Deletes Some Existing Requirements. This measure also deletes some existing rules on what must be considered during the redistricting process, such as requirements related to:
Two Redistricting-Related Measures on This Ballot. In addition to this measure, another measure on the November 2010 ballot - Proposition 20 - concerns redistricting issues. Key provisions of these two propositions, as well as current law, are summarized in Figure 1. If both of these measures are approved by voters, the proposition receiving the greater number of "yes" votes would be the only one to go into effect.
|Current Law||Proposition 20||Proposition 27|
|Entity that draws State Assembly, State Senate, and Board of Equalization (BOE) districts||Citizens Redistricting Commission a||Citizens Redistricting Commission||Legislature|
|Entity that draws California's congressional districts||Legislature||Citizens Redistricting Commission||Legislature|
|Definition of a "community of interest" b||Defined by Citizens Redistricting Commission/Legislature||"A contiguous population which shares common social and economic interests that should be included within a single district for purposes of its effective and fair representation"||Determined by the Legislature|
a The commission was established by Proposition 11 of 2008.
b Under current law and both Proposition 20 and Proposition 27, redistricting entities generally are charged with attempting to hold together a "community of interest" within a district.
Redistricting Costs Prior to Proposition 11 and Under Current Law.
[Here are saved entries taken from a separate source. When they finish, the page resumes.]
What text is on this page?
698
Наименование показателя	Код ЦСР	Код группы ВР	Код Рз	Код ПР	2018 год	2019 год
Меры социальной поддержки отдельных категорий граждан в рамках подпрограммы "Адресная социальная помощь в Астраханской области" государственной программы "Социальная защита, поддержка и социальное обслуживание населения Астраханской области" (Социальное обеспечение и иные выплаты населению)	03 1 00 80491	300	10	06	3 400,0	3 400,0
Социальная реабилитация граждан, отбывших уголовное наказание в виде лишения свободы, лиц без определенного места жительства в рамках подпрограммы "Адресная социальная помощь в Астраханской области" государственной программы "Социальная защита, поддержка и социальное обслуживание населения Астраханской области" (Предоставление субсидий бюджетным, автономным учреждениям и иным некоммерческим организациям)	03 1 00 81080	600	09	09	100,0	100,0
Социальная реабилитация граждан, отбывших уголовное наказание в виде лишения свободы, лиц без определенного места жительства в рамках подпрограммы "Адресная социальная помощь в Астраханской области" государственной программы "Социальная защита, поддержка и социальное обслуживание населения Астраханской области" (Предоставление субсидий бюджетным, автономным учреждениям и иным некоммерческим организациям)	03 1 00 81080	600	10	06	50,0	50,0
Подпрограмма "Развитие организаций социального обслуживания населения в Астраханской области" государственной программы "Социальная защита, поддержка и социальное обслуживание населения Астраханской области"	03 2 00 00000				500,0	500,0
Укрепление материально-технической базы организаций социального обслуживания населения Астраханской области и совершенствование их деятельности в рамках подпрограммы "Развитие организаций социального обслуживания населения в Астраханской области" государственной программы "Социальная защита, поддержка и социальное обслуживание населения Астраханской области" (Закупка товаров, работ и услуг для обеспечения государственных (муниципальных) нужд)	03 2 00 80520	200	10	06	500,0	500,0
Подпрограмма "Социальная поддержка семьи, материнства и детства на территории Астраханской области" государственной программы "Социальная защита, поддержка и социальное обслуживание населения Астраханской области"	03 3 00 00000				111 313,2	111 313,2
The Legislature spent about $3 million in 2001 from its own budget specifically for redistricting activities, such as the purchase of specialized redistricting software and equipment. In addition to these costs, some regular legislative staff members, facilities, and equipment (which are used to support other day-to-day activities of the Legislature) were used temporarily for redistricting efforts.
In 2009, under the Proposition 11 process, the Legislature approved $3 million from the state's General Fund for redistricting activities related to the 2010 census. In addition, about $3 million has been spent from another state fund to support the application and selection process for commission members. For future redistricting efforts, Proposition 11 requires the commission process to be funded at least at the prior decade's level, grown for inflation. The Legislature currently funds congressional redistricting activities within its budget.
Redistricting Costs Under This Proposal. This measure forbids the Legislature from spending more than $2.5 million for redistricting activities once every ten years. This spending limit would be adjusted every ten years for inflation. There would be no future costs for the Citizens Redistricting Commission process. In total, these changes likely would reduce state redistricting costs by a few million dollars for the redistricting process once every ten years beginning in 2020.
The savings would be smaller for the redistricting process related to the 2010 census because some funds will already have been spent on Proposition 11's Citizens Redistricting Commission process by the time of the election. The savings from this measure over the next year could be around $1 million.